Les bras ca se voit, c’est difficile, traumatise tes amis avec ton histoire psychiatrique, non j’ai pas eu d’accident, je me suis pas pris de vitres, c’est la vie et puis mes mains qui ont creusé les sillons, reptiliens sur mes mains, concaves dans mes cuisses, cicatrices indélébiles des nuits noires où j’aurai voulu partir, chaque morsure du compas enfoncé jusqu’au sang, autant de rage qui sort de moi, goutte à goutte, jusqu’à l’épuisement, l’assèchement. Le ventre ton psy dit que c’est sexuel, il paraît que tu as été touchée, par un oncle ou par ton père, il sait pas bien, mais c’est obligé, pas convaincue tu continues, c’est pratique, c’est discret, ca fait plus mal aussi mais c’est meilleur quand c’est fini, ca nique dans la vraie vie, quand tu sors de l’état second de la nuit, marche en pleine lumière comme un crabe pour cause de plaie et de douleur ingérable. Les cuisses c’est la culpabilité, la haine de soi et puis l’ennui, les dessins que tu fais peu à peu, l’étoile et puis le carré, t’as même plus mal c’est juste pour décorer, toucher ton corps comme tu peux, te le rapproprier, ces cuisses m’appartiennent, à moi seule, et j’en ferai ce que je voudrais.

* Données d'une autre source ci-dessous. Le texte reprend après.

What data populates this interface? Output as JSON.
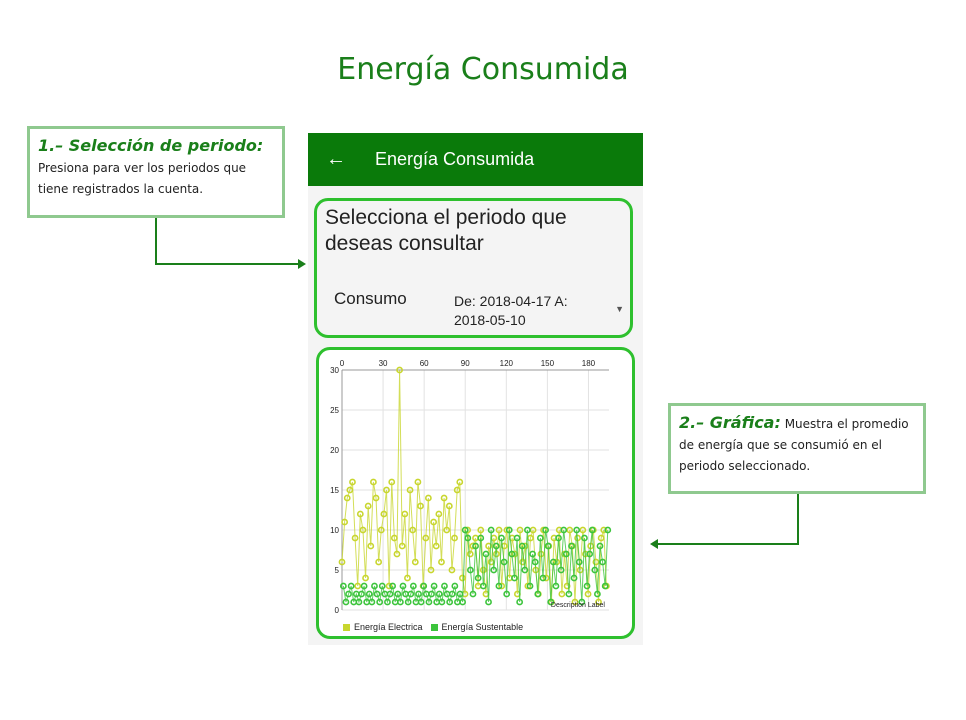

Ca passe quand tu grandis, ca aussi, c’est écrit, un après-midi en manches longues à la plage tu réalises ta connerie, tu caches tes cicatrices, ta honte et l’ado fuckée que tu as été, t’assume pas les traces qui refusent de blanchir, vergeture de croissance, lignes floues, points sanglants et traces brunatres, tu te demandes comment t’as fait pour vivre avec tout ça, ca te saute à la gueule, tu vois plus qu’elles, chaque boursouflure de ta peau qui te rappelle, le soir où t’es parti, la dernière fois, la première fois, et puis les autres fois, tu te remercies d’avoir gardé tes mains intactes, présentables, sociales, aimables, tu te mets à craindre le regard de l’autre, qu’il devine et qu’il te pose des questions, c’est fini tout ça, on en parle plus, fous la paix à mes démons. Ils se réveillent parfois les matins d’angoisse, quand tu te lèves dans le coma et que ta poitrine ne se soulève pas, la douleur entre les côtes, la respiration qui siffle, bloquée, crucifiée, punaisée, impossible d’avancer, alors tu cherches une manière de te soulager, rapide, facile, immédiate, la lame du rasoir cachée, tu t’en souviens bien, tu la veux mais tu résistes, t’es grande maintenant, les adultes ne se charcutent pas les bras.